Perhaps the great advantage of evergreen capital is its patience. While traditional VC fund lives are customarily 10 years – and many are expected to exit well before that – CVCs with an evergreen fund can invest in companies and sectors that need more time to mature. The globalisation of the internet, for example, is a trend that has been lucrative over the long run. Riding this trend, eBay held its stake in Latin American e-commerce powerhouse MercadoLibre for 15 years, as the startup grew its annual revenue from about $2m in 2002 to nearly $1bn today. Similarly, SoftBank, where I previously worked, has held its roughly 30% stake in Alibaba for more than 15 years as it turned an aggregate investment of about $200m into around $80bn. Where traditional VCs’ ability to hold would have been constrained by their customary 10-year fund lifetimes, these corporate funds were able to be patient for far longer.

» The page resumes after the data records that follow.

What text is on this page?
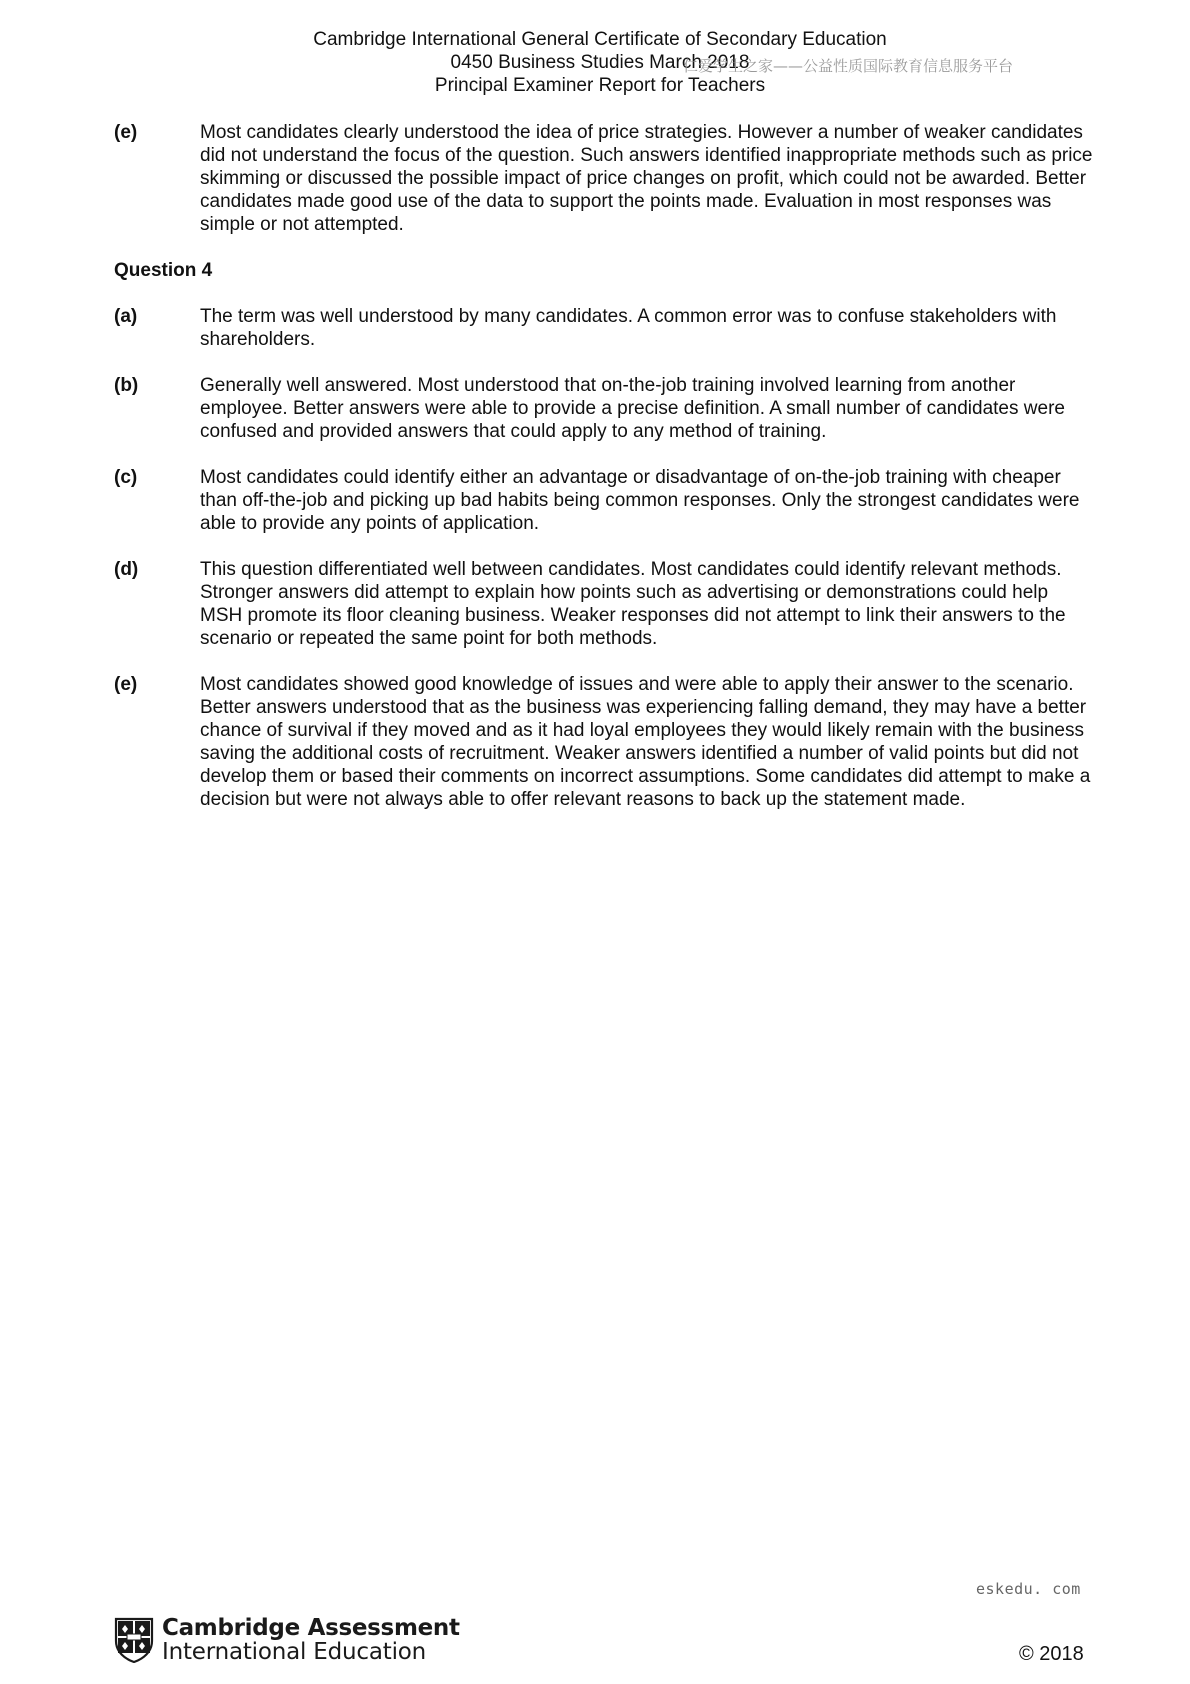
Cambridge International General Certificate of Secondary Education
0450 Business Studies March 2018
Principal Examiner Report for Teachers
仁爱学生之家——公益性质国际教育信息服务平台
(e)	Most candidates clearly understood the idea of price strategies. However a number of weaker candidates did not understand the focus of the question. Such answers identified inappropriate methods such as price skimming or discussed the possible impact of price changes on profit, which could not be awarded. Better candidates made good use of the data to support the points made. Evaluation in most responses was simple or not attempted.
Question 4
(a)	The term was well understood by many candidates. A common error was to confuse stakeholders with shareholders.
(b)	Generally well answered. Most understood that on-the-job training involved learning from another employee. Better answers were able to provide a precise definition. A small number of candidates were confused and provided answers that could apply to any method of training.
(c)	Most candidates could identify either an advantage or disadvantage of on-the-job training with cheaper than off-the-job and picking up bad habits being common responses. Only the strongest candidates were able to provide any points of application.
(d)	This question differentiated well between candidates. Most candidates could identify relevant methods. Stronger answers did attempt to explain how points such as advertising or demonstrations could help MSH promote its floor cleaning business. Weaker responses did not attempt to link their answers to the scenario or repeated the same point for both methods.
(e)	Most candidates showed good knowledge of issues and were able to apply their answer to the scenario. Better answers understood that as the business was experiencing falling demand, they may have a better chance of survival if they moved and as it had loyal employees they would likely remain with the business saving the additional costs of recruitment. Weaker answers identified a number of valid points but did not develop them or based their comments on incorrect assumptions. Some candidates did attempt to make a decision but were not always able to offer relevant reasons to back up the statement made.
eskedu. com
Cambridge Assessment
International Education	© 2018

Today, industries like virtual reality, internet of things and blockchain are still in their infancy, which perhaps is the reason why CVCs feel more comfortable wading in. With evergreen capital, a CVC can support companies and sectors through the lifecycle. Without an end of fund life or impending raising of new funds, they are less likely to trigger a premature sale or drip-fund to postpone an inevitable writedown. With investment horizons closer to that of the entrepreneur, the CVC is aligned to think similarly. The race for unicorn valuations – those above $1bn – has had perverse effects and devastating consequences, as Theranos illustrates. What entrepreneur would not want more time to grow at an appropriate speed?
CVC’s golden age
As the cycle inevitably turns, the winnowing of certain CVC experiments should not be confused with a permanent retreat from CVC. These experiments will be instructive to structuring CVCs in the future, as they have in the past. While there is no single panacea to structuring successful CVCs, the feature set of a returns-focused, autonomous, strategically-relevant and evergreen fund will undoubtedly improve outcomes and longevity. If optimised with these features, CVCs will benefit from their advantages – patience, domain expertise and commercial capabilities. CVCs, similar to the startups they back, have refined their pitch, honed their strengths and evolved their structures. After many attempts at take-off, CVCs are here to stay.